Когда я вышла замуж за Фернандо, пустившись в свободное плавание по Венеции без вещей и без языка, я остро чувствовала себя чужой. Но даже тогда это чувство не было мне незнакомо. Я ребенком жила среди сторонившегося нас общества и давно пережила эту боль. Еще в молодости инстинкт подсказал мне два пути. Можно быть милой и податливой и за это иногда получать приглашения во внутренний круг, ценой отказа от себя. Или говорить то, что думаю и чувствую, и рисковать остаться отшельницей. Обычно я выбирала второй путь. Я никогда не шла по жизни, добиваясь одобрения и положительной оценки. Никогда не заискивала, чтобы меня любили. Так что, побывав чужой в других местах, я не испугалась оказаться чужой в Венеции. Я твердо решила радоваться жизни. Потому что если я не радуюсь, какая от меня радость? Только тот может давать радость другому, кто сам полон ею. У Фернандо была работа; мне следовало приспосабливаться самостоятельно.
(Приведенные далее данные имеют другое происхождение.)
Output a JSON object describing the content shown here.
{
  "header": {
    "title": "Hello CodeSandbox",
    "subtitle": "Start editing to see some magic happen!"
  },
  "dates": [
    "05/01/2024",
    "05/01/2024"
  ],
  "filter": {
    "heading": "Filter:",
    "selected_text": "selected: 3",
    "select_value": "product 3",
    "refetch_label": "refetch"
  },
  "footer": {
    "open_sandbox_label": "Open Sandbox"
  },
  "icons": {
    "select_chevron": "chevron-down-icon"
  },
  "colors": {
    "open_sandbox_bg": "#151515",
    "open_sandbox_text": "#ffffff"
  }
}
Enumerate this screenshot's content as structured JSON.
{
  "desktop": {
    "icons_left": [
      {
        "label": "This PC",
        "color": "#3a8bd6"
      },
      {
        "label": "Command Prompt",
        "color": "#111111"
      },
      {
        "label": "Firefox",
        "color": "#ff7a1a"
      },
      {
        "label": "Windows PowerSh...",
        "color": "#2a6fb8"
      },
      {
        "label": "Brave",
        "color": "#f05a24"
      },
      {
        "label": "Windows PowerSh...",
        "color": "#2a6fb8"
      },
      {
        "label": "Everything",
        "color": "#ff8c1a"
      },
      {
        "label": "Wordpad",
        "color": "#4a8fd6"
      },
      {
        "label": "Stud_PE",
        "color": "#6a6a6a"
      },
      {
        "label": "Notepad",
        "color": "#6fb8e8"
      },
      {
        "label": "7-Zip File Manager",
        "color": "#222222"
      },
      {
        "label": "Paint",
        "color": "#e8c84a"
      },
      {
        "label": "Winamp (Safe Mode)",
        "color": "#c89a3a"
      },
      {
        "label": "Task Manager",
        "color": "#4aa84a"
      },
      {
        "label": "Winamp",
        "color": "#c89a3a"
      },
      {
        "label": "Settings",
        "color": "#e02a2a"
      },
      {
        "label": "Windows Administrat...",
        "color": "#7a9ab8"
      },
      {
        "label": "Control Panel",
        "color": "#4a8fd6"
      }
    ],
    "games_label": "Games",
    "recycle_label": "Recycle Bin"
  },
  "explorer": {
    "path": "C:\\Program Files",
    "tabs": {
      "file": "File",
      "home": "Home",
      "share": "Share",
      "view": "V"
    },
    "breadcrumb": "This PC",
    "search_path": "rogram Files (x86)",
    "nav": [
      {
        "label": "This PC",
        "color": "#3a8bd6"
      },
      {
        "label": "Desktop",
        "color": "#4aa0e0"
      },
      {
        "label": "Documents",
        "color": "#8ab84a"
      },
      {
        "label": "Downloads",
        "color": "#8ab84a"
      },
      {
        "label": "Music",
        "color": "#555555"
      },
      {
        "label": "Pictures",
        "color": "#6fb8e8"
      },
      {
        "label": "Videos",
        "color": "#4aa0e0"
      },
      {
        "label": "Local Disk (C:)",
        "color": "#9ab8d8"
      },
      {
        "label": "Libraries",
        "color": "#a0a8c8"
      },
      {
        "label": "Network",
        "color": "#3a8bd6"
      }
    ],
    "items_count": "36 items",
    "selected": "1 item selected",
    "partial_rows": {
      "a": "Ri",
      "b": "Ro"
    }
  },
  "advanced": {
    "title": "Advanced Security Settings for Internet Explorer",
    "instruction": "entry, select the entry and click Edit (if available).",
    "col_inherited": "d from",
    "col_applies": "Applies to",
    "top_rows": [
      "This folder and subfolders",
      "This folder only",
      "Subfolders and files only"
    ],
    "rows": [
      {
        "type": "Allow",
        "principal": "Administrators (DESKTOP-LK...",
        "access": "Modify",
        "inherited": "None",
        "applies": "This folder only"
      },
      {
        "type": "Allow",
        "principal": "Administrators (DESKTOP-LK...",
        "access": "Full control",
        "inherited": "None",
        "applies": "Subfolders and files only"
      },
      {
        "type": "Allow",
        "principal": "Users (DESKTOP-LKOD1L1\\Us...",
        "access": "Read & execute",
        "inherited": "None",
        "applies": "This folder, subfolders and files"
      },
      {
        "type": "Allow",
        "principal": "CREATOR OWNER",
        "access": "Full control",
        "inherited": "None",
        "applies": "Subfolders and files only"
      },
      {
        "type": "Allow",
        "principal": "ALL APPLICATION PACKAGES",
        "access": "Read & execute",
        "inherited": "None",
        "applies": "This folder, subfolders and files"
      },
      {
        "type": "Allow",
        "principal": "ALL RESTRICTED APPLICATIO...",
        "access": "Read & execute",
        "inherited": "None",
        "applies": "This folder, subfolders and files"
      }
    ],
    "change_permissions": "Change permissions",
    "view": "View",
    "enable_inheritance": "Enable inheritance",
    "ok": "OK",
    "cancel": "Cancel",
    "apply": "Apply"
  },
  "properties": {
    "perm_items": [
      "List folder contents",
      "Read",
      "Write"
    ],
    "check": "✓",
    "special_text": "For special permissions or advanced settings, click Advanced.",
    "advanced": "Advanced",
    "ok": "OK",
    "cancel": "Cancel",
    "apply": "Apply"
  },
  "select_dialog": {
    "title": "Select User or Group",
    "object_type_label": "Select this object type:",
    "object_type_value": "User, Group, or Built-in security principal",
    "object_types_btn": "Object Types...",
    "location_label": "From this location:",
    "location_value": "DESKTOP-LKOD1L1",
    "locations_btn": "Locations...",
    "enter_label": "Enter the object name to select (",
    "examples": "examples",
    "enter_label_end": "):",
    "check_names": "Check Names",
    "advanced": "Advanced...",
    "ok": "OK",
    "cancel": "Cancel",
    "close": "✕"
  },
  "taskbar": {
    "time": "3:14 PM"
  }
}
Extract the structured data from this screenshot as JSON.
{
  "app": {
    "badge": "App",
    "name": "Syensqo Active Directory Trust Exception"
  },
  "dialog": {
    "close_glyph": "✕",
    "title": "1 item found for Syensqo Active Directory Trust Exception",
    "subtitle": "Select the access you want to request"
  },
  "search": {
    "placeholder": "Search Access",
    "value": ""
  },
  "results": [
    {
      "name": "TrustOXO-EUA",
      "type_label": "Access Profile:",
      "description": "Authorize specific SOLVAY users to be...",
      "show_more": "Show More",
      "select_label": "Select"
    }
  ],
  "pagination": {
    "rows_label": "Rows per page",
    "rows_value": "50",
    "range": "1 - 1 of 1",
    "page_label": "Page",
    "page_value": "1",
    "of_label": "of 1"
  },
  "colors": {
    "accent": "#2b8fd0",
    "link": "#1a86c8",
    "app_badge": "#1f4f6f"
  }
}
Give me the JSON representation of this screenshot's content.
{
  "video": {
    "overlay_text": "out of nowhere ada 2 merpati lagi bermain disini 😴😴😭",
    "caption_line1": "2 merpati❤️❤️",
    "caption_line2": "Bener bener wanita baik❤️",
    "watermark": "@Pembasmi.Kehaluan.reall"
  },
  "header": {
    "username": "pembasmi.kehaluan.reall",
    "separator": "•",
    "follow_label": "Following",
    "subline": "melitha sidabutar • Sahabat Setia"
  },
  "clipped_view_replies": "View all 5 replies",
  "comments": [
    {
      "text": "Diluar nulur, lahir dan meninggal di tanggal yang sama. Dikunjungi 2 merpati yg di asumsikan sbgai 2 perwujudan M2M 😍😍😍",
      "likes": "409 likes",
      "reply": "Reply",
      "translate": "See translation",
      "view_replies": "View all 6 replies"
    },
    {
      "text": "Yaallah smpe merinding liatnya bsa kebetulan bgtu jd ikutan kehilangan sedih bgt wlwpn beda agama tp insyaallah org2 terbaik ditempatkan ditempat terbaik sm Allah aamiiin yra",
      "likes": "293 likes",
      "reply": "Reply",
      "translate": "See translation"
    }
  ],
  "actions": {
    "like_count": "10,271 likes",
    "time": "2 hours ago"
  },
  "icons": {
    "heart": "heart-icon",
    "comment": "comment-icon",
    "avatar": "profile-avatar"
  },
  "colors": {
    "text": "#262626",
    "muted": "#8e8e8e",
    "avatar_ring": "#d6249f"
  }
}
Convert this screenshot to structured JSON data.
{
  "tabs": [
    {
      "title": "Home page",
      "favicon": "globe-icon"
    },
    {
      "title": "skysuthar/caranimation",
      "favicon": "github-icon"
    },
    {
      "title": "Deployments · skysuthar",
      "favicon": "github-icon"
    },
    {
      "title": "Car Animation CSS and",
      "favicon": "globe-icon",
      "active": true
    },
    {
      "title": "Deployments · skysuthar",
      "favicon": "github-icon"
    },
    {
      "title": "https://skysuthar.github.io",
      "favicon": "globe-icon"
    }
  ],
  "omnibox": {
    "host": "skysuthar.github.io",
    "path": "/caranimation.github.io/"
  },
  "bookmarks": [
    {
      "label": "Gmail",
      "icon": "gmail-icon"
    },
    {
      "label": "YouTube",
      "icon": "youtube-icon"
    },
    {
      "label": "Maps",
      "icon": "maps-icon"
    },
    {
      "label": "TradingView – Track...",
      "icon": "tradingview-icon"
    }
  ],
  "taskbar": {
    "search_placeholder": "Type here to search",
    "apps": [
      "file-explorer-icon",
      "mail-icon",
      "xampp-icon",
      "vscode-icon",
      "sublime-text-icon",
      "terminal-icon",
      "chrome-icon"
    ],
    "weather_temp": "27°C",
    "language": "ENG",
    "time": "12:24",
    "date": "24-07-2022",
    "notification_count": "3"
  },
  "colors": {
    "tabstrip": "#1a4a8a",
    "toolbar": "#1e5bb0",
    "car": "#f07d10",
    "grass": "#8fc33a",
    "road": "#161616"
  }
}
Самой обеспечивать себе приятное времяпрепровождение. Пять дней в неделю были моими, чтобы занимать их чем угодно. Выходя знакомиться с моим новым городом, я могла быть болтливой, простодушной, бестактной, слишком ярко красить губы, слишком тихо говорить, неправильно держаться, ломать язык — на свое усмотрение. Я могла решать.
Мне, видите ли, казалось, что самое лучшее в том, чтобы переселиться в чужую страну — это возможность снова стать десятилетней. А может быть, впервые. Все свежо и неизведанно. Учиться говорить, думать и мечтать на чужом языке. Наблюдать, как незнакомцы прихлебывают чай, ломают хлеб, относятся друг к другу. Не просто встретиться и разойтись, не странствовать среди местных жителей, а осваиваться. Я знала, что чувствовать себя в мире как дома — это богатство. То богатство, которого мне хотелось.
И потому я, словно крошки черствого пирога, смахивала усталый снобизм пары старых графинь в неизменном твиде, с вытянутыми сухими физиономиями, увенчанными девичьими бархатными ленточками для волос, ежедневно обедавших у «Гарри» и питавшихся спаржей, водой без газа и собственным злословием. Или заводила друзей в барах при рынке и среди крестьян на Риальто, бывая там каждый день. Так я осваивалась в Венеции.
Но теперь, здесь, в Орвието, я следовала примеру мужа, повинуясь правилам bella figura, словно они мне подходили. Он не замечал, насколько их ткань стесняет меня. Как неуклюже я ковыляю по окраине орвиетского молчания. И шепотков. Я цитировала про себя Рильке. А потом Андре Жида. Я должна научиться видеть в жизни красоту, не касающуюся меня. Общая ноша экспатриантов. Только я, за пять лет в Италии, уже скинула ее. И не могла принять на себя снова. Орвието вынуждал меня платить пошлину за смену страны, словно я только что прибыла из Америки.